Evaluation of urinary biomarkers for prediction of diabetic kidney disease: a propensity score matching analysis

Ther Adv Endocrinol Metab. 2019 Dec 2:10:2042018819891110. doi: 10.1177/2042018819891110. eCollection 2019.

Abstract

Background: The aim of this study was to evaluate the diagnostic value of six urinary biomarkers for prediction of diabetic kidney disease (DKD).

Methods: The cross-sectional study recruited 1053 hospitalized patients with type 2 diabetes mellitus (T2DM), who were categorized into the diabetes mellitus (DM) with normoalbuminuria (NA) group (n = 753) and DKD group (n = 300) according to 24-h urinary albumin excretion rate (24-h UAE). Data on the levels of six studied urinary biomarkers [transferrin (TF), immunoglobulin G (IgG), retinol-binding protein (RBP), β-galactosidase (GAL), N-acetyl-beta-glucosaminidase (NAG), and β2-microglobulin (β2MG)] were obtained. The propensity score matching (PSM) method was applied to eliminate the influences of confounding variables.
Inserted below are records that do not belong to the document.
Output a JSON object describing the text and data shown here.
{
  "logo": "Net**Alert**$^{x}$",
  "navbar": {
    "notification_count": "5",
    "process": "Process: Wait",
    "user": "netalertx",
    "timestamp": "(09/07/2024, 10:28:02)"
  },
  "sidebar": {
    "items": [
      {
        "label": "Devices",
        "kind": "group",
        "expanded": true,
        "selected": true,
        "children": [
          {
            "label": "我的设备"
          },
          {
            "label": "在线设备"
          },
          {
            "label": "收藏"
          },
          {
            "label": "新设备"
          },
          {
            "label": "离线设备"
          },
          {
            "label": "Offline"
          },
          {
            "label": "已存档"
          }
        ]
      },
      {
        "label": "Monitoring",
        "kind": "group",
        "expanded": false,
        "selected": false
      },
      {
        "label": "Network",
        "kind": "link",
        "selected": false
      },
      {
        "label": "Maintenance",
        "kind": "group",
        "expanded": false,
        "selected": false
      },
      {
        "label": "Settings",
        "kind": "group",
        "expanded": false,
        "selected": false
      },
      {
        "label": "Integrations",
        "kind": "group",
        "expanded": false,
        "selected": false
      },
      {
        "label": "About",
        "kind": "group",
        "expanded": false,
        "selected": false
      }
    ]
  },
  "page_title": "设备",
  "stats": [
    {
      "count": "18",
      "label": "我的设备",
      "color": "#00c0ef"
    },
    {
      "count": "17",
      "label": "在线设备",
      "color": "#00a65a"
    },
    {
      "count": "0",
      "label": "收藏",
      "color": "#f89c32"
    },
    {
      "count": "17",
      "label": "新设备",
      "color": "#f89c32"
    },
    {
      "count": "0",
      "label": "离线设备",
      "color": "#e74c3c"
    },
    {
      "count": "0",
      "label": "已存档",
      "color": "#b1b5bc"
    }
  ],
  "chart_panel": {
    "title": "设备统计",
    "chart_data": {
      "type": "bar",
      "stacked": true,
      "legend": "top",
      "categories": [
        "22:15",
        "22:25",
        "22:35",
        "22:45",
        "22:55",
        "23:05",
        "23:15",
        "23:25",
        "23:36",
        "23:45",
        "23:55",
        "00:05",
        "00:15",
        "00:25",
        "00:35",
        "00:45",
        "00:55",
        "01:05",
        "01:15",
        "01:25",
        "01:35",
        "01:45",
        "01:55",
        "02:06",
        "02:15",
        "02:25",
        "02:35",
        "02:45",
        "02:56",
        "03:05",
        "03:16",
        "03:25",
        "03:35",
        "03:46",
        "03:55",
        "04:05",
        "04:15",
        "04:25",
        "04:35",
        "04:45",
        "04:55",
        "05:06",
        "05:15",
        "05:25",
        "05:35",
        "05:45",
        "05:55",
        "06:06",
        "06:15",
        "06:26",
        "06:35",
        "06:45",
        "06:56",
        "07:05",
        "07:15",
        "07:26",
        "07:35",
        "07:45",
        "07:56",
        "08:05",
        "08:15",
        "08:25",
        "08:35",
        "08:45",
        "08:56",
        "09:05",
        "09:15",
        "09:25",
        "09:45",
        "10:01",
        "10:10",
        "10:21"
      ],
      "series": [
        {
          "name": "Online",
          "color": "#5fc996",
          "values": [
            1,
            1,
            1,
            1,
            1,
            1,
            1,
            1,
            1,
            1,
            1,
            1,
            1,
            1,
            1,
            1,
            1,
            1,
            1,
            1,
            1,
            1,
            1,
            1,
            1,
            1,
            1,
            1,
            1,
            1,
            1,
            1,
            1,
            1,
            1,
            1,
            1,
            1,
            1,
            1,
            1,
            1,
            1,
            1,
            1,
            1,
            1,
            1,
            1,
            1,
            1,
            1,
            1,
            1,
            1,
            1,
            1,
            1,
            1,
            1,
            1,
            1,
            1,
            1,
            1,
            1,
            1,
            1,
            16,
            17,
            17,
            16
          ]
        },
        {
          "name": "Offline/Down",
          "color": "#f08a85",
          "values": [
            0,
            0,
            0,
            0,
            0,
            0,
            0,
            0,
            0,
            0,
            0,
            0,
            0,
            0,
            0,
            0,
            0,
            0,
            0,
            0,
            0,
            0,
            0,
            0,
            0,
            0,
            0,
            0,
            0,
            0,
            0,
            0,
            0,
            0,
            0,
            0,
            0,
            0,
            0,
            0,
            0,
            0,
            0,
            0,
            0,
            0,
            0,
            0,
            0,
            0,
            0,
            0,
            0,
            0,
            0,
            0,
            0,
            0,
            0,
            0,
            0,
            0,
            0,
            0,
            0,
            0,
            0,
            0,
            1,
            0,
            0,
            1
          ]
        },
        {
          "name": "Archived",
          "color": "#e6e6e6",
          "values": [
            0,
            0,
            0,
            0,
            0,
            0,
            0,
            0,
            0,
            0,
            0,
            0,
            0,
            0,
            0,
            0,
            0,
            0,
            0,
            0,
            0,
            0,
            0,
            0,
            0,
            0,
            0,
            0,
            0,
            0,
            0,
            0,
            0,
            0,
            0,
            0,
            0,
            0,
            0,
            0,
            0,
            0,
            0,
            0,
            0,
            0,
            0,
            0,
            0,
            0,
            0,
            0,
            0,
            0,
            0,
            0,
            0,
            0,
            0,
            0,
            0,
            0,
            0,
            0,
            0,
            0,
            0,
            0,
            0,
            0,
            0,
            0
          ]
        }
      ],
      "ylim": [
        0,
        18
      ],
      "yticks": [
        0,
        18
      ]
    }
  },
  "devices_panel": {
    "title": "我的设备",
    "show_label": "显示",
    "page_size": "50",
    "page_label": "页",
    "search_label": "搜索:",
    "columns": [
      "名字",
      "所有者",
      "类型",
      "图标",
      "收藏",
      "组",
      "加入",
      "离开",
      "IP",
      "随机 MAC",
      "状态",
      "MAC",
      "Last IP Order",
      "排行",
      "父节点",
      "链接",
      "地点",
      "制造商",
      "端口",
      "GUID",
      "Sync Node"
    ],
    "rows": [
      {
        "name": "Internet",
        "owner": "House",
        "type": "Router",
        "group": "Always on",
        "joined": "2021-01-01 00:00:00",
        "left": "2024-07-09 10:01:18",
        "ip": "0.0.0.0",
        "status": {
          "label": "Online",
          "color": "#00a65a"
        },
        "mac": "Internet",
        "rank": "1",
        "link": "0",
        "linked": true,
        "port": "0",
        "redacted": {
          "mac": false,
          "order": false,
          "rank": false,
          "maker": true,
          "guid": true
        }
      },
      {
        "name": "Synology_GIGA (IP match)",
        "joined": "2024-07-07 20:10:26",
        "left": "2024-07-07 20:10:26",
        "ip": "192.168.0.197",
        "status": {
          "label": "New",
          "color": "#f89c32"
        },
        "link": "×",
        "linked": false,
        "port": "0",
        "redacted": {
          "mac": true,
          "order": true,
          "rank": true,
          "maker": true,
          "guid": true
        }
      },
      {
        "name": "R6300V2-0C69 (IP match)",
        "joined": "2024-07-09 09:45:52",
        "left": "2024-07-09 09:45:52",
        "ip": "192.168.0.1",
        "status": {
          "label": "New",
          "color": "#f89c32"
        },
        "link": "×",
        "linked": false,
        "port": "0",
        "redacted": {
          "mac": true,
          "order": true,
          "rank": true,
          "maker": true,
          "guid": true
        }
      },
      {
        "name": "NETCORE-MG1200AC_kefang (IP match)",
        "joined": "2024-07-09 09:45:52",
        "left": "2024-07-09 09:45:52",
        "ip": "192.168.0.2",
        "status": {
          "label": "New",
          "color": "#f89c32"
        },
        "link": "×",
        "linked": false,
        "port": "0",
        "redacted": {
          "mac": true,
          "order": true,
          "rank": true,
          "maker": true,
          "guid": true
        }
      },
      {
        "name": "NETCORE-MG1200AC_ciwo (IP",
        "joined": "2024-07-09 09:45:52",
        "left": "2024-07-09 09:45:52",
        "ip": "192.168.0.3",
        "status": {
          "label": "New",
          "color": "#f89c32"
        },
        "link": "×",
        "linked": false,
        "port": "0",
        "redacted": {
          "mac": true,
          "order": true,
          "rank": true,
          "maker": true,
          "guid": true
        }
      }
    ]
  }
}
Results: Patients with DKD had higher levels of all six urinary biomarkers. All indicators demonstrated significantly increased risk of DKD, except for GAL and β2MG. Single RBP yielded the greatest area under the curve (AUC) value of 0.920 compared with the other five markers, followed by TF (0.867) and IgG (0.867). However, GAL, NAG, and β2MG were shown to have a weak prognostic ability. The diagnostic values of the different combinations were not superior to the single RBP.

Conclusions: RBP, TF, and IgG could be used as reliable or good predictors of DKD. The combined use of these biomarkers did not improve DKD detection.

Keywords: biomarker; diabetes; diabetic kidney disease; propensity score matching.